Oil pipeline rupture Central Arkansas Conway/Mayflower Lake Conway has oil leaking in it #ARoilspill #badday twitter.com/chadstaylor/st…
— The Real Chad (@chadstaylor) March 29, 2013
One resident drove past the spill on his way to his house.
It's a scene straight out of the beginning of a post-apocalyptic movie — thick, black oil running down a suburban street. From an environmental standpoint, the spill was even more dangerous than it looks. That oil, according to a map provided by the city, flowed down the street, past a highway, and encroached on the shore of Lake Conway.
Exxon moved quickly to put up oil containment booms, and there are no reports that any oil has entered the lake. Or, rather, not oil. What spilled is a product called "diluted bitumen," or "dilbit" — the watered-down product of a fuel extracted from oil sands in Alberta, Canada. It's precisely the product that TransCanada hopes to ship through its proposed Keystone XL pipeline.
Such spills have happened before. In 2010, a pipeline operated by the Canadian company Enbridge ruptured near the Kalamazoo River in Michigan, spilling at least a million gallons of dilbit into the river and other nearby waterways — the largest on-land spill in American history. The company was eventually found to be at fault for the accident, in large part for failing to act to contain the spill for over 17 hours. That same year, ExxonMobil was bumped out of the number-one spot on the list of the worst offshore spills, thanks to BP.

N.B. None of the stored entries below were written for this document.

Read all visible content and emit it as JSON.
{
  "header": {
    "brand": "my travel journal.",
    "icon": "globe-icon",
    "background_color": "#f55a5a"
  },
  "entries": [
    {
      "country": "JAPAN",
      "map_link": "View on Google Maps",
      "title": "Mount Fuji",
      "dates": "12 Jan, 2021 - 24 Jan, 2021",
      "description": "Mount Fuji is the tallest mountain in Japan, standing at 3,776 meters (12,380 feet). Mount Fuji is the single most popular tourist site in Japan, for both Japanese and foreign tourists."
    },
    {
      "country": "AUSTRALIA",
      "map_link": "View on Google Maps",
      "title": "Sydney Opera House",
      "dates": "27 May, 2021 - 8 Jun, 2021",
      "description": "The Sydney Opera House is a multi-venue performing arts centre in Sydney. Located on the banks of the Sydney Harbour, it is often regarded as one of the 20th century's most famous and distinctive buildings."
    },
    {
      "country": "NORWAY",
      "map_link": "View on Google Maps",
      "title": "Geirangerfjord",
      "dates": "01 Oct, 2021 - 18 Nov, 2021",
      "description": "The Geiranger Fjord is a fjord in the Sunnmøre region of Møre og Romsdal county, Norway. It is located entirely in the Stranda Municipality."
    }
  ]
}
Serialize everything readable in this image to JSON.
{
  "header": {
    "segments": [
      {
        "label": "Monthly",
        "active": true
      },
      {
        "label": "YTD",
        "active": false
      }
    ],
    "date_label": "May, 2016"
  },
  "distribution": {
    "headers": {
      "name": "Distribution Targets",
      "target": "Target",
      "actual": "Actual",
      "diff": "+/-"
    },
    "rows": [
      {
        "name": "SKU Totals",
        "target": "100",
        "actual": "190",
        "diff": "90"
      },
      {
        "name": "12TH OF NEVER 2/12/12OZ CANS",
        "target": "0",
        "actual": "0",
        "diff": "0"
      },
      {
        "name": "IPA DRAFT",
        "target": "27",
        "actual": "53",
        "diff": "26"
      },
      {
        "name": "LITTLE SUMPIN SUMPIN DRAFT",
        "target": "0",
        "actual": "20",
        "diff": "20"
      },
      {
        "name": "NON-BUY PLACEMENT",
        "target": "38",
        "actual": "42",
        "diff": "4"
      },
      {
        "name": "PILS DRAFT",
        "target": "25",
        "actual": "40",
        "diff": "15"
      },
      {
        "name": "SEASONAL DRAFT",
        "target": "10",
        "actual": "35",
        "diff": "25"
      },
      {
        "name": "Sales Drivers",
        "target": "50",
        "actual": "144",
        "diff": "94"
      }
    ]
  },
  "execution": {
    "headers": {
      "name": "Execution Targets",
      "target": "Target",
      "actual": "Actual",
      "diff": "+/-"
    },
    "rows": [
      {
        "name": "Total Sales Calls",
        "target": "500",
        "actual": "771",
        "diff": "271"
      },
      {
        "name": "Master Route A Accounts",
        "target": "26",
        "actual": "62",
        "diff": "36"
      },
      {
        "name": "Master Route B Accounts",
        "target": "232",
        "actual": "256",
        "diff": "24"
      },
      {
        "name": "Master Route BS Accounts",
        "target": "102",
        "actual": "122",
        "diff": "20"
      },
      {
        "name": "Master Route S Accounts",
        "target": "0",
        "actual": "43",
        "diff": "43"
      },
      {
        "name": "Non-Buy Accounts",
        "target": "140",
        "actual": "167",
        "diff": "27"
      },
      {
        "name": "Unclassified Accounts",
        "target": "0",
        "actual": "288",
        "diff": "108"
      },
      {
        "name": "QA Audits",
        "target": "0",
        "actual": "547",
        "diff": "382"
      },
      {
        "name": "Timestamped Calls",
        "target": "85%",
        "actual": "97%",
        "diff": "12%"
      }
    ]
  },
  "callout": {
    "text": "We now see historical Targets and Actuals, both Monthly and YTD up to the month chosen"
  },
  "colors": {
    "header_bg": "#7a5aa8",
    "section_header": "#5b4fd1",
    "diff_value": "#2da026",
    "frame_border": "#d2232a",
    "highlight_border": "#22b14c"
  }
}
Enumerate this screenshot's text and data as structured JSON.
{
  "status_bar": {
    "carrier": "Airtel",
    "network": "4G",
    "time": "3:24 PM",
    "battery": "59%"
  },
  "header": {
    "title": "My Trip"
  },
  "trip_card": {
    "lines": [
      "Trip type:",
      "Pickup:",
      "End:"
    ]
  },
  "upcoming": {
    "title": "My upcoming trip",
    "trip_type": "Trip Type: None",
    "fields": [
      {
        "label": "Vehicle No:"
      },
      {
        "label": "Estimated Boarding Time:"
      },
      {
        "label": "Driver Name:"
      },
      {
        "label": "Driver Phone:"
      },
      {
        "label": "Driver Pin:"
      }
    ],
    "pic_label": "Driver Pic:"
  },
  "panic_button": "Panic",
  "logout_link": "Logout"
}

Nor was that even Enbridge's most recent spill. Last July, a pipeline operated by the company leaked 67,000 gallons of dilbit in a rural area of Wisconsin.

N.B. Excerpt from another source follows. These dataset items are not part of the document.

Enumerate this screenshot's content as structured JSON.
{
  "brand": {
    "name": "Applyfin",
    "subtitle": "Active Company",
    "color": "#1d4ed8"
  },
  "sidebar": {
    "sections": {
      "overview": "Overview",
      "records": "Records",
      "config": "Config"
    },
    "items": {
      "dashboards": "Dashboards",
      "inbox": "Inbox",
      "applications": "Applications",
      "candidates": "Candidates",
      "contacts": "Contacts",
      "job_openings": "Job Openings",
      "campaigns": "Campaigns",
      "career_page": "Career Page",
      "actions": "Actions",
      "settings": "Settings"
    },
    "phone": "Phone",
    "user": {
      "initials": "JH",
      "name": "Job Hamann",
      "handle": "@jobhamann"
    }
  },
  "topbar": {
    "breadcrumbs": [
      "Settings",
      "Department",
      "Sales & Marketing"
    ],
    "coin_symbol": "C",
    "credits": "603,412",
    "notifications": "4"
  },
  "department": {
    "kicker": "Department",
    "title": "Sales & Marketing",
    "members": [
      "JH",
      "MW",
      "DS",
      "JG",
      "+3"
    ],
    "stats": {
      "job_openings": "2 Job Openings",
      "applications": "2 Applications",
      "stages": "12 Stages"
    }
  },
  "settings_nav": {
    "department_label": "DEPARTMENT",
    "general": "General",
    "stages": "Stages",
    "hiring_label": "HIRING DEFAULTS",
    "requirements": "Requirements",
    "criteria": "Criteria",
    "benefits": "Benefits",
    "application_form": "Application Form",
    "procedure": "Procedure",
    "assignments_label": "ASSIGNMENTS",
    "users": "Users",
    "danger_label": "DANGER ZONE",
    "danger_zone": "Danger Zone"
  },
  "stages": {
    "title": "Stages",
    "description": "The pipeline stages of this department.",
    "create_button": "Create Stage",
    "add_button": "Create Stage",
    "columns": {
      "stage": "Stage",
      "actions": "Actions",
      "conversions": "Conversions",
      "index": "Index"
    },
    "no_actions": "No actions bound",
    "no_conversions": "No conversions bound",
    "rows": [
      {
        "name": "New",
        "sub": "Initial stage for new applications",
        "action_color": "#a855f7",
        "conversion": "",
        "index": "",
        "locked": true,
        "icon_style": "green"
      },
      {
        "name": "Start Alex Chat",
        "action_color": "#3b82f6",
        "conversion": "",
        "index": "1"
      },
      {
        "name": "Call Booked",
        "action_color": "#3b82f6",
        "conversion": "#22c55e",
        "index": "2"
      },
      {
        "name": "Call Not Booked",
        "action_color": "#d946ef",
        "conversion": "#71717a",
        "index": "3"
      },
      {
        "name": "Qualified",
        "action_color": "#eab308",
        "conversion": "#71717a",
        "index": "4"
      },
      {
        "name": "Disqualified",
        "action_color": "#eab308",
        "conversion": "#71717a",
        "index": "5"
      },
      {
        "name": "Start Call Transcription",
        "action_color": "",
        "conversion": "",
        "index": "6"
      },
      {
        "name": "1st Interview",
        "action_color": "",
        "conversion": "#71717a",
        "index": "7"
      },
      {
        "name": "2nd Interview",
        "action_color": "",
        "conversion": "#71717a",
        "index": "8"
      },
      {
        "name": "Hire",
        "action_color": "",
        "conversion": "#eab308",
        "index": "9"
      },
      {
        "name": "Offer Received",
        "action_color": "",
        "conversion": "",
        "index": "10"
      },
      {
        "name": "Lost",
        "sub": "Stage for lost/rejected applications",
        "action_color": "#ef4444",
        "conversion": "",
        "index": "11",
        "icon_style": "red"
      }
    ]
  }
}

It's been impossible not to draw comparisons between this weekend's spill and the proposed Keystone XL pipeline. That pipeline, for which the State Department recently signed off on a revised environmental plan, would vastly increase TransCanada's current dilbit transport capacity between Alberta and Oklahoma. The primary point of environmental concern cited in the TransCanada report was the possibility of a major spill. In that regard, TransCanada comes out looking pretty good. Enbridge, however, has seen three leaks in three years.

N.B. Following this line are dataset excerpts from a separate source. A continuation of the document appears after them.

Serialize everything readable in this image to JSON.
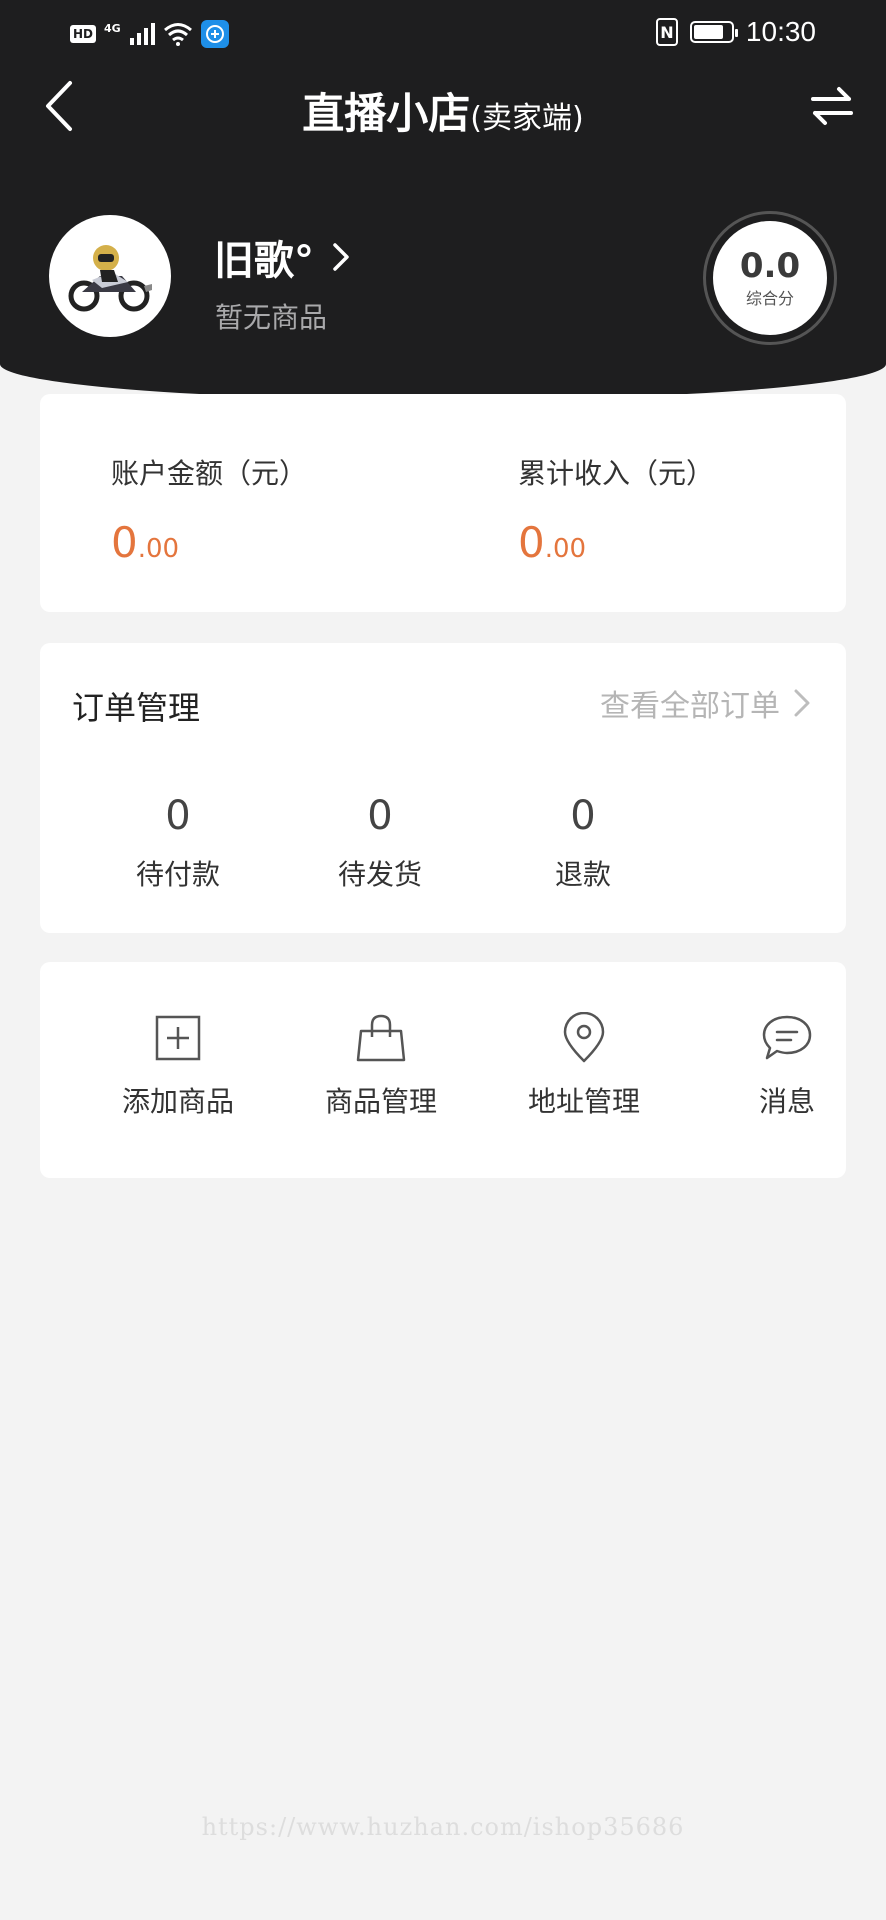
{
  "status_bar": {
    "hd": "HD",
    "network": "4G",
    "time": "10:30",
    "nfc": "N",
    "icons": [
      "signal-icon",
      "wifi-icon",
      "app-notification-icon",
      "nfc-icon",
      "battery-icon"
    ]
  },
  "nav": {
    "title": "直播小店",
    "subtitle": "(卖家端)",
    "back_icon": "chevron-left-icon",
    "switch_icon": "swap-arrows-icon"
  },
  "profile": {
    "name": "旧歌°",
    "subtitle": "暂无商品",
    "score_value": "0.0",
    "score_label": "综合分"
  },
  "balance": {
    "account_label": "账户金额（元）",
    "account_int": "0",
    "account_dec": ".00",
    "income_label": "累计收入（元）",
    "income_int": "0",
    "income_dec": ".00"
  },
  "orders": {
    "title": "订单管理",
    "view_all": "查看全部订单",
    "stats": [
      {
        "count": "0",
        "label": "待付款"
      },
      {
        "count": "0",
        "label": "待发货"
      },
      {
        "count": "0",
        "label": "退款"
      }
    ]
  },
  "tools": [
    {
      "label": "添加商品",
      "icon": "plus-square-icon"
    },
    {
      "label": "商品管理",
      "icon": "shopping-bag-icon"
    },
    {
      "label": "地址管理",
      "icon": "location-pin-icon"
    },
    {
      "label": "消息",
      "icon": "chat-bubble-icon"
    }
  ],
  "watermark": "https://www.huzhan.com/ishop35686",
  "colors": {
    "header_bg": "#1e1e1f",
    "accent_orange": "#e4753d",
    "page_bg": "#f3f3f3"
  }
}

President Obama still has veto authority over Keystone XL — a decision he is still mulling. Meanwhile, Enbridge's pipelines continue to operate, criss-crossing the United States. Even if that's not preventable, maybe we can make a rule: Shipping dilbit should only happen in pipelines that are younger than World War II.
Correction: This article originally indicated that ExxonMobil and Enbridge were working together on the Pegasus pipeline. This is incorrect. A 2007 article originally included in the piece referred to a partnership that was never finalized. Enbridge also does not own the fuel it transports through its pipelines.